An interesting combination I’m sure you will agree but how are they linked? The Working Time Directive – that’s all about working hours, time off between shifts and annual holidays. Bonus schemes help organisations to incentivise individuals and teams achieve goals and targets through bonus payments. Hmmm not much of link there. I recently attended a Dentons employment law briefing on holiday pay where the link between the Working Time directive and Bonus Schemes was highlighted.
The recent judgments on holiday pay and the Working Time Directive have implications for Bonus Schemes. The European Court of Justice (ECJ) decision in Williams and others v. British Airways plc established that holiday pay is not limited to base pay alone but should be based on “normal remuneration”. The Williams case established that holiday pay should include payments
- linked intrinsically to performance of tasks employees are required to perform
- payments in respect of the individuals professional or personal status.
In a subsequent judgement by the ECJ in the case of Lock v. British Gas Trading Ltd they applied the above Williams decision and held that where a worker earns commission payments, these must also be included in holiday pay. The ECJ background to the decision is that where an employee’s earning normally include commission, not paying commission payments would place the worker at a financial disadvantage during holidays and, therefore, may deter the individual from taking their holiday entitlement. There are other claims in the pipeline concerning overtime.Although the final decisions regarding UK legislation will come from the Employment Appeals Tribunal (EAT) in due course, it seems likely that to calculate holiday pay on base pay alone will be illegal where other payments are normally made.
So how does this link the WTD and bonus schemes?
Bonus schemes invariably include some link to team or individual performance through measuring outputs, sales target achievement etc. No one can doubt that the employees are required to do the tasks and that it is linked to their bonus payment therefore they will need to be included in holiday pay calculations. The ECJ takes the view that achievement of bonus targets and resultant payments might mean that an employee would not take holiday in order to get better performance results. Some interesting questions arise here. Do high achievers in your bonus scheme take less holiday that their peers? How long is the sales process and could taking two weeks holiday affect performance achievement?
How can organisations calculate the bonus portion of holiday pay?
Its seems a quite simple calculation to include commission or bonuses that are paid monthly or quarterly but for half year or annual bonuses this may be more difficult. This raises a number of questions. The normal period for calculating a week’s wages is based on 12 weeks.
- Is this long enough to be a true reflection of an individual’s pay for holiday purposes if there is a half yearly or annual bonus payment?
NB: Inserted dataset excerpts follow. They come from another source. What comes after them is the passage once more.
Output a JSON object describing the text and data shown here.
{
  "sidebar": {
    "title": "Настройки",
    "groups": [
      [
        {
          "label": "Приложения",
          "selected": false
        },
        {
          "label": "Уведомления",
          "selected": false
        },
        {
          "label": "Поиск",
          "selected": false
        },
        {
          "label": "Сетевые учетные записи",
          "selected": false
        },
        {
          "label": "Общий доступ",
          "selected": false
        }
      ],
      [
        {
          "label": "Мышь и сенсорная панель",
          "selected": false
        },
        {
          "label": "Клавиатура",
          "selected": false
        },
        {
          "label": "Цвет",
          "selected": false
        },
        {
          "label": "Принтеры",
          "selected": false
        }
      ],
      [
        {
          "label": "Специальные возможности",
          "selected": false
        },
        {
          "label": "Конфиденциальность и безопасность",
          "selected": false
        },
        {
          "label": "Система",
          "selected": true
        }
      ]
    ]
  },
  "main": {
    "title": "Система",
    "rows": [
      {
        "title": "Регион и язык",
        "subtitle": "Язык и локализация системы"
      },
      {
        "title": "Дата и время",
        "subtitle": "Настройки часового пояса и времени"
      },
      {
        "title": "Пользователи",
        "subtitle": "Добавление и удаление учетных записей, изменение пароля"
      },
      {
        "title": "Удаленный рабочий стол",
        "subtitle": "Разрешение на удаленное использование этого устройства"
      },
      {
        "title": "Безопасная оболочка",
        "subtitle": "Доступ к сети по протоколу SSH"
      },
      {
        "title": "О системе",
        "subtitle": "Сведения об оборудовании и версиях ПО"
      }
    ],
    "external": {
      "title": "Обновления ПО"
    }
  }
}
- If it the period was extended to 6 or 12 months how representative can this be as we’re frequently told “past results cannot be relied upon to predict future performance”!
- If annual bonuses are somehow included in holiday pay can an employer make a subsequent corresponding deduction when the bonus is usually paid?
- What if the subsequent bonus payment is cancelled due to economic conditions?
Don’t sit on your hands.
We will have to wait for the final EAT decisions in the relevant cases to fully understand the implications of the ECJ rulings but in the meantime many organisations are beginning to calculate the potential impact of these decision to better understand their financial liabilities. For example calculating the cost of back paying overtime and other allowances. Organisations with bonus schemes may be advised to review if and how holidays might impact individual and team bonus targets and what the cost would be to respond to any claims. It may be worth studying if high bonus payments are linked to not taking full holiday entitlement or vice versa.Will these decisions impact your business?
Simon Whysall Employment partner at Dentons says “Whilst the full effects of the decision remains to be played out, employers should be acting now to assess the potential impact on their businesses”.